Niterói, 7 de abril de 2043

Na introdução a umas cartinhas enviadas para o além, arrisquei explicar o “porquê” de as ter redigido. 

Talvez devido à minha origem – as chamadas “ciências exatas” – dava por mim a usar metáforas da Física. Por exemplo, o conceito de inércia: perante os trágicos efeitos das suas práticas os professores não as mudavam. Ou o conceito de resiliência: por que razão alguns mudavam, apesar dos imensos obstáculos com que deparavam? Que estranha energia os animava? Se a maioria cultivava a “resistência à mudança” – conceito caro às ciências da educação – por que acontecia a mudança de alguns?

Em 1905, o físico Einstein criou uma fórmula: e=mc². Ensaiei a sua adaptação, dado que a pedagogia também vinha adotando conceitos da Física. E assim ficou a equação adaptada:

“A energia (e) de alguns é resultante de uma mudança (m) operada por contágio (c) combinado com um determinado contexto (c).”

Isso mesmo! A mudança acontecia pelo exemplo dos educadores, numa práxis coerente com os valores dos seus projetos. Acontecia, quando esse contágio se associava ao contexto, no qual a educação poderia e deveria acontecer, isto é: a comunidade. 

Há, mais ou menos, um quarto de século, enviei uma carta para o Mestre Lauro, para que ele confirmasse o que havia escrito:

“A expressão escola de comunidade procura significar o desenquistamento isolacionista da escola tradicional.  Escola, no futuro, será um centro comunitário. 

A escola não se reduzirá a um lugar fixo murado.”

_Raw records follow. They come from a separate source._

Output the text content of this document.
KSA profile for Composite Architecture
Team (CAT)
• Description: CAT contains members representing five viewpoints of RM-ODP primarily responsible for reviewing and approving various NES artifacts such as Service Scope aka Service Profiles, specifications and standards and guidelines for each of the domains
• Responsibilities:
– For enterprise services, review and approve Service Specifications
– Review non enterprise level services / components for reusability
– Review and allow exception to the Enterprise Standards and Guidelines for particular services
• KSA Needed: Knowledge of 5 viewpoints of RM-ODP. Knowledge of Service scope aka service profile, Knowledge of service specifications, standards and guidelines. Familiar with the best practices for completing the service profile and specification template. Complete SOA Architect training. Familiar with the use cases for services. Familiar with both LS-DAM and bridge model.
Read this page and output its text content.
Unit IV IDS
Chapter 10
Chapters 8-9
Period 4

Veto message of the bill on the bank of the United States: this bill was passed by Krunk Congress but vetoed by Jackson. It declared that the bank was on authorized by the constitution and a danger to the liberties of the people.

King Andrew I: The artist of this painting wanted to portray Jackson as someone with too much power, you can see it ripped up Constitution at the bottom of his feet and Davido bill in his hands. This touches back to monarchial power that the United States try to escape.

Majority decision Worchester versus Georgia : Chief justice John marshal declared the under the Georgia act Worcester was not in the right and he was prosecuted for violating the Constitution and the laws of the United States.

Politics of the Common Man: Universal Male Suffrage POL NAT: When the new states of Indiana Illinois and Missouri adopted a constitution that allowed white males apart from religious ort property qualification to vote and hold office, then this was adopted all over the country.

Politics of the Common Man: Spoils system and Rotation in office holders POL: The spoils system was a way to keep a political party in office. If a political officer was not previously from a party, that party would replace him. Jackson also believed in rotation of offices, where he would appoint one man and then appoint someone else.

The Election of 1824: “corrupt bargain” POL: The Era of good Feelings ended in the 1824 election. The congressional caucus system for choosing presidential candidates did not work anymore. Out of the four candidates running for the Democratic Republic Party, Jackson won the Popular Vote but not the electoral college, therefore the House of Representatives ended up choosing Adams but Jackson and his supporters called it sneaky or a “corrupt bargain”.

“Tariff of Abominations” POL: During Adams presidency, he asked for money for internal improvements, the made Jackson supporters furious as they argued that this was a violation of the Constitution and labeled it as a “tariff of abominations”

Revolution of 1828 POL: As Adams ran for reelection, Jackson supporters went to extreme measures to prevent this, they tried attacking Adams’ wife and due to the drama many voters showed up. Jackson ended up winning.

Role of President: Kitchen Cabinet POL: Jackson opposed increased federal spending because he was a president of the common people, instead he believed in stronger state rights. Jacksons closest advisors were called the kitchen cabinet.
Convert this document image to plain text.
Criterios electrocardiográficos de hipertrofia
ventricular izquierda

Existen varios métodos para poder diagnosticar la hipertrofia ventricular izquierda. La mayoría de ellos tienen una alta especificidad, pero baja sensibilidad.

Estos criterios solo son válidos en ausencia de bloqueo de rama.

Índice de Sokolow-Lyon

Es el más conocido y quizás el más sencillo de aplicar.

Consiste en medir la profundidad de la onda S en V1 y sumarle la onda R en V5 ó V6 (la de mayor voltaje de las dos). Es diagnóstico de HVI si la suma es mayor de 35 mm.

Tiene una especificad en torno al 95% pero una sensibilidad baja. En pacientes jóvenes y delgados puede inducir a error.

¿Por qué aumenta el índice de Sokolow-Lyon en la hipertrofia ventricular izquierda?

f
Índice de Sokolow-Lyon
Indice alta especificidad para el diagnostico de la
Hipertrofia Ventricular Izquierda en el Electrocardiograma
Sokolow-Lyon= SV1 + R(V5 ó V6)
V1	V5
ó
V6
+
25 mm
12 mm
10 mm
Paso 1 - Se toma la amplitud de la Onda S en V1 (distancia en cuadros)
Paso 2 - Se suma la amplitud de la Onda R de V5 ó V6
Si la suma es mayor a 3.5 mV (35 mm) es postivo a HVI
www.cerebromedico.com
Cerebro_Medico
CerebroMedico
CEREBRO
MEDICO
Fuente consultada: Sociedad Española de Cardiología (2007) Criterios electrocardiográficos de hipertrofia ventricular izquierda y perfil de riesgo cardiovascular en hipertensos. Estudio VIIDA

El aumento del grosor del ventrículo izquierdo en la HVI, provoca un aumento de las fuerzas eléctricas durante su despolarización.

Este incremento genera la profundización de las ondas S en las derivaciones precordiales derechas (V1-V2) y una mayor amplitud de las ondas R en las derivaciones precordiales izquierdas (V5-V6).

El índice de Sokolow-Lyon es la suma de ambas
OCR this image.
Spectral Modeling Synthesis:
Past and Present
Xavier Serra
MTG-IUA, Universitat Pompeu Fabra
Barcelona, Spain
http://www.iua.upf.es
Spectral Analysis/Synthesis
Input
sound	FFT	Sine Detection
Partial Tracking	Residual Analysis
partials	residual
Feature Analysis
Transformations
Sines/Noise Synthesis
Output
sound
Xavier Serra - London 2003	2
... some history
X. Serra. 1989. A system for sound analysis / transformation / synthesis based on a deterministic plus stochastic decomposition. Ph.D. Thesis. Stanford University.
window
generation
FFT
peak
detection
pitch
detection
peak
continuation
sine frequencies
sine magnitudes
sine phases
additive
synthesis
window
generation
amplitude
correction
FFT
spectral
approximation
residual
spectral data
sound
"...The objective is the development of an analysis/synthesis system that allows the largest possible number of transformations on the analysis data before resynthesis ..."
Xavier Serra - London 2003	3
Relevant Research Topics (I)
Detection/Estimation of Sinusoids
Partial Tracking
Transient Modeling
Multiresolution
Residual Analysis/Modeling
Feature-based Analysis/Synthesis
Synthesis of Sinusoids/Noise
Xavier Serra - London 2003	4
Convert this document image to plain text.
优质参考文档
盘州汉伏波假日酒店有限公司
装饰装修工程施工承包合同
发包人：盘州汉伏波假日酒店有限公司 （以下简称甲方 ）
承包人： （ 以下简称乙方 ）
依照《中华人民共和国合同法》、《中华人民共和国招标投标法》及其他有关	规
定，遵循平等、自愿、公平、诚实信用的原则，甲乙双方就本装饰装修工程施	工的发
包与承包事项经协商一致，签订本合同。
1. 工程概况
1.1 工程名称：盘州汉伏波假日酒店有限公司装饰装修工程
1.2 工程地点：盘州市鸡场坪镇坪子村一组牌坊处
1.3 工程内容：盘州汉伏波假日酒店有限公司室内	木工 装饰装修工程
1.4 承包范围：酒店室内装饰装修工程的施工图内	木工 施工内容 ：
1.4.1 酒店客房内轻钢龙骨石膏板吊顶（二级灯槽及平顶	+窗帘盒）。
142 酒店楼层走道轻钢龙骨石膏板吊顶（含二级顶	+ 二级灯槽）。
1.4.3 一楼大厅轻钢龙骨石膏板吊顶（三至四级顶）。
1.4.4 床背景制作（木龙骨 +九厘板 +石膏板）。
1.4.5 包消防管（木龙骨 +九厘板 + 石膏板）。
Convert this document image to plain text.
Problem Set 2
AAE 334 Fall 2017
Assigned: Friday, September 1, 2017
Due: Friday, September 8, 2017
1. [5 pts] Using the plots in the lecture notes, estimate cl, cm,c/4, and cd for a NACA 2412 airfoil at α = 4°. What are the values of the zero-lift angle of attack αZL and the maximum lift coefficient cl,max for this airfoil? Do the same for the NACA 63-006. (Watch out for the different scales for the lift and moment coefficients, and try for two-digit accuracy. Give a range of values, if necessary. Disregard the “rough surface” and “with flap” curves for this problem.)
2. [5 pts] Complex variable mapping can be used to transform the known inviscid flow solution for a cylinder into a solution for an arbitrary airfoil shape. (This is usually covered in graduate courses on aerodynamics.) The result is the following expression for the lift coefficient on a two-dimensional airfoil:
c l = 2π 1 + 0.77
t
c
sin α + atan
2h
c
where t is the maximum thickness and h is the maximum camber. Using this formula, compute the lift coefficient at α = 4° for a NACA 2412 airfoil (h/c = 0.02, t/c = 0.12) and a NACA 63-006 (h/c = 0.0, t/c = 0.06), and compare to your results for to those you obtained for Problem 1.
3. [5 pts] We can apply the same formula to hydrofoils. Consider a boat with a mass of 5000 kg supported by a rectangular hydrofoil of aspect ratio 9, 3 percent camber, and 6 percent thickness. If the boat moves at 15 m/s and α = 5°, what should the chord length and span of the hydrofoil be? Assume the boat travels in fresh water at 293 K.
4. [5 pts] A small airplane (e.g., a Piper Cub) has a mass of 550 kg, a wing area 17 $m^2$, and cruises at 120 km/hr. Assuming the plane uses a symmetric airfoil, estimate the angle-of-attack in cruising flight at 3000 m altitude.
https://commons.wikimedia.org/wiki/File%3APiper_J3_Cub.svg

Porque só pergunta quem já sabe a resposta, não esperei que, por esotéricos meios, me chegasse uma mensagem confirmadora. Eu estivera conversando com o Mestre, na sua casa do Recreio dos Bandeirantes, pouco antes de ele partir para junto do Darcy. E ele me dissera que mantinha a definição de comunidade, que formulara trinta anos antes da proposta teórica do Flexa.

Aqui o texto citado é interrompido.